Ya Allah teriris lagi hatiku. "Apa kamu bilang, kamu tinggal di emperan? Apa kamu nggak kedinginan?."
"Nggak Bu, aku punya selimut. Aku ada kain sarung," katanya kepadaku. Lama aku terdiam sambil menelan air mataku. Namun dalam kerapuhanku aku tak ingin dia ikut rapuh. Seolah aku orang yang sangat kuat lalu kucoba menguatkan anak itu.
"Nak, kamu laki-laki, kamu harus kuat. Tidak ada orang sukses di dunia ini yang berasal dari orang kaya, walau ada namun sedikit sekali. Rasa sakit yang Tuhan berikan kepada kita adalah sebuah ujian untuk menuju masa depan yang baik. Karena itu sayangi dirimu, jangan kamu berharap ibumu yang akan menyayangimu, atau ayahmu yang akan menyayangimu, bahkan orang lain yang akan menyayangimu. Semua itu mustahil, walau mungkin ada namun jangan terlalu berharap."
"Sayangi dirimu, jaga kesehatanmu, jangan lagi kamu tahankan tidak makan. Nanti kalau kamu sakit siapa yang akan memgurusmu. Di sini kamu tidak punya saudara dekat, adapun pamanmu, itupun saudara jauh. Dia bawa kamu ke sini namun dia biarkan kamu tidur di emperan. Itu namanya bukan saudara."
"Ke depannya, kalau kamu lapar datanglah ke warung ibu ini ya, kalau uangmu tidak ada makan aja dulu, nanti kalau uangmu sudah ada baru kamu bayar, kataku panjang lebar kepadanya.
"Iya Bu, makasih banyak Bu. Itu temanku sudah datang jemput aku, aku permisi ya Bu kami istirahat pulang dulu," katanya padaku.
Sahabat, walau dia bukan anakku, dia juga bukan saudaraku, tapi melihatnya seperti ini hatiku sangat iba. Air mataku tak bisa aku sembunyikan. Setelah dia pergi aku menangis di kedai misoku.
Aku terbayang beginilah akibat dari perceraian orang tua itu. Inilah salah satu imbasnya kepada anak-anak kita. Aku sampai membayangkan bagaimana nasib anak-anakku kalau hal ini terjadi padaku. Mungkin saja akan sama seperti anak ini.
Ini adalah sebuah pelajaran bagi kita semua, bahwa jika terjadi perpisahan pada kedua orang tua yang paling menderita itu adalah anak-anaknya.
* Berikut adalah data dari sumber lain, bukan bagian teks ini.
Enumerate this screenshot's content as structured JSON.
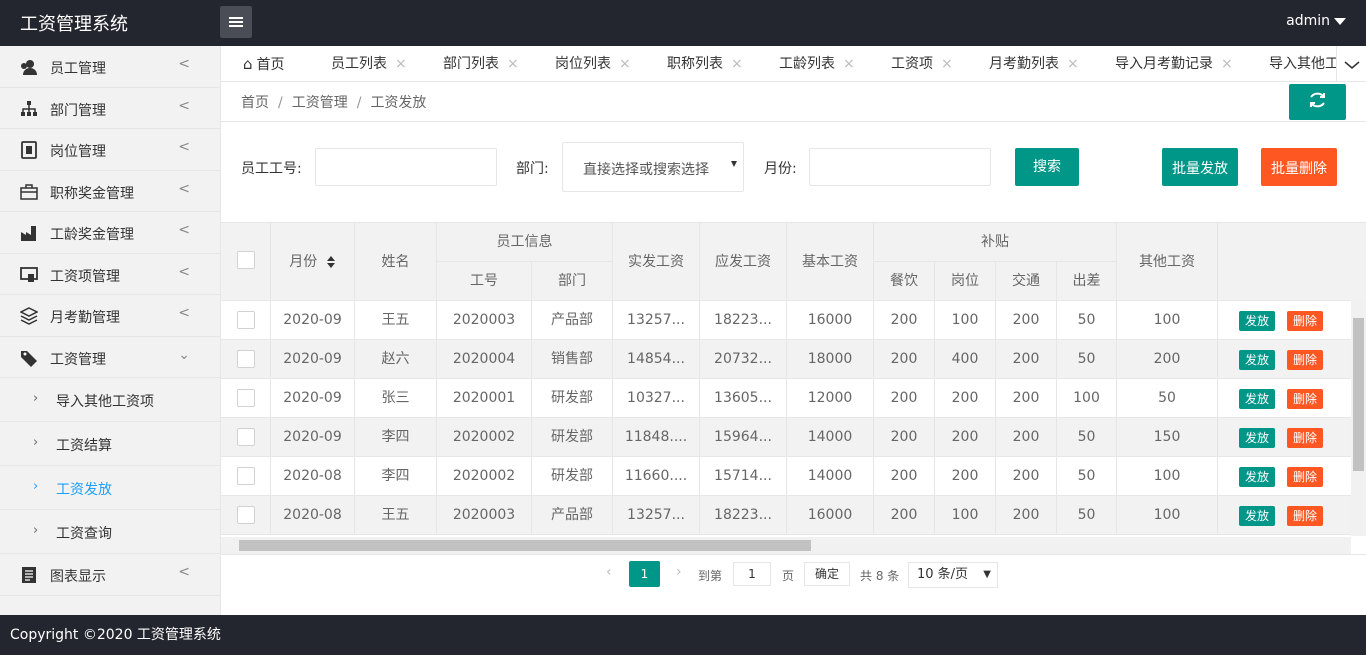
{
  "app": {
    "title": "工资管理系统",
    "user": "admin"
  },
  "sidebar": {
    "items": [
      {
        "label": "员工管理",
        "arrow": "<",
        "icon": "users-icon"
      },
      {
        "label": "部门管理",
        "arrow": "<",
        "icon": "org-chart-icon"
      },
      {
        "label": "岗位管理",
        "arrow": "<",
        "icon": "badge-icon"
      },
      {
        "label": "职称奖金管理",
        "arrow": "<",
        "icon": "briefcase-icon"
      },
      {
        "label": "工龄奖金管理",
        "arrow": "<",
        "icon": "factory-icon"
      },
      {
        "label": "工资项管理",
        "arrow": "<",
        "icon": "screen-icon"
      },
      {
        "label": "月考勤管理",
        "arrow": "<",
        "icon": "layers-icon"
      },
      {
        "label": "工资管理",
        "arrow": "v",
        "icon": "tag-icon"
      }
    ],
    "sub_items": [
      {
        "label": "导入其他工资项"
      },
      {
        "label": "工资结算"
      },
      {
        "label": "工资发放"
      },
      {
        "label": "工资查询"
      }
    ],
    "last_item": {
      "label": "图表显示",
      "arrow": "<",
      "icon": "report-icon"
    }
  },
  "tabs": {
    "home": "首页",
    "items": [
      "员工列表",
      "部门列表",
      "岗位列表",
      "职称列表",
      "工龄列表",
      "工资项",
      "月考勤列表",
      "导入月考勤记录",
      "导入其他工"
    ],
    "close": "×"
  },
  "breadcrumb": {
    "items": [
      "首页",
      "工资管理",
      "工资发放"
    ],
    "sep": "/"
  },
  "search": {
    "emp_no_label": "员工工号:",
    "emp_no_value": "",
    "dept_label": "部门:",
    "dept_placeholder": "直接选择或搜索选择",
    "month_label": "月份:",
    "month_value": "",
    "search_btn": "搜索",
    "batch_pay_btn": "批量发放",
    "batch_del_btn": "批量删除"
  },
  "table": {
    "headers": {
      "month": "月份",
      "name": "姓名",
      "emp_info": "员工信息",
      "emp_no": "工号",
      "dept": "部门",
      "actual": "实发工资",
      "payable": "应发工资",
      "base": "基本工资",
      "subsidy": "补贴",
      "meal": "餐饮",
      "post": "岗位",
      "traffic": "交通",
      "travel": "出差",
      "other": "其他工资"
    },
    "rows": [
      {
        "month": "2020-09",
        "name": "王五",
        "no": "2020003",
        "dept": "产品部",
        "actual": "13257...",
        "payable": "18223...",
        "base": "16000",
        "meal": "200",
        "post": "100",
        "traffic": "200",
        "travel": "50",
        "other": "100"
      },
      {
        "month": "2020-09",
        "name": "赵六",
        "no": "2020004",
        "dept": "销售部",
        "actual": "14854...",
        "payable": "20732...",
        "base": "18000",
        "meal": "200",
        "post": "400",
        "traffic": "200",
        "travel": "50",
        "other": "200"
      },
      {
        "month": "2020-09",
        "name": "张三",
        "no": "2020001",
        "dept": "研发部",
        "actual": "10327...",
        "payable": "13605...",
        "base": "12000",
        "meal": "200",
        "post": "200",
        "traffic": "200",
        "travel": "100",
        "other": "50"
      },
      {
        "month": "2020-09",
        "name": "李四",
        "no": "2020002",
        "dept": "研发部",
        "actual": "11848....",
        "payable": "15964...",
        "base": "14000",
        "meal": "200",
        "post": "200",
        "traffic": "200",
        "travel": "50",
        "other": "150"
      },
      {
        "month": "2020-08",
        "name": "李四",
        "no": "2020002",
        "dept": "研发部",
        "actual": "11660....",
        "payable": "15714...",
        "base": "14000",
        "meal": "200",
        "post": "200",
        "traffic": "200",
        "travel": "50",
        "other": "100"
      },
      {
        "month": "2020-08",
        "name": "王五",
        "no": "2020003",
        "dept": "产品部",
        "actual": "13257...",
        "payable": "18223...",
        "base": "16000",
        "meal": "200",
        "post": "100",
        "traffic": "200",
        "travel": "50",
        "other": "100"
      }
    ],
    "pay_btn": "发放",
    "del_btn": "删除"
  },
  "pager": {
    "current": "1",
    "goto_label": "到第",
    "goto_value": "1",
    "page_label": "页",
    "confirm": "确定",
    "total": "共 8 条",
    "page_size": "10 条/页"
  },
  "footer": {
    "text": "Copyright ©2020 工资管理系统"
  }
}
Apalagi kalau hidup kedua orang tua yang berpisah itu jauh dari kata cukup.
Semoga saja anak ini kuat dalam menjalani hidupnya, dan semoga dia selalu sehat dan bisa bekerja setiap hari dengan baik. Semoga saja nanti anak ini jadi anak yang baik dan bernasib baik.
Saya juga sudah berpesan kepadanya, agar dia tidak terlibat pergaulan yang akan merusak dirinya, seperti narkoba, mabuk-mabukan, judi, pergaulan bebas dan lain sebagainya. Saya sudah bilang hanya dialah yang bisa menjaga dirinya, apalagi ayah dan ibunya sudah tidak bersamanya. Jadi dia harus betul-betul jadi anak yang baik jika ingin masa depannya baik. Dia harus berjalan lurus jika tidak mau dapat masalah.
Demikianlah kisah yang bisa saya ceritakan dalam tulisan ini. Sedih memang tapi inilah hidup yang memaksa anak ini harus berjuang melawan dinginnya malam yang bisa saja menusuk sampai ke tulang.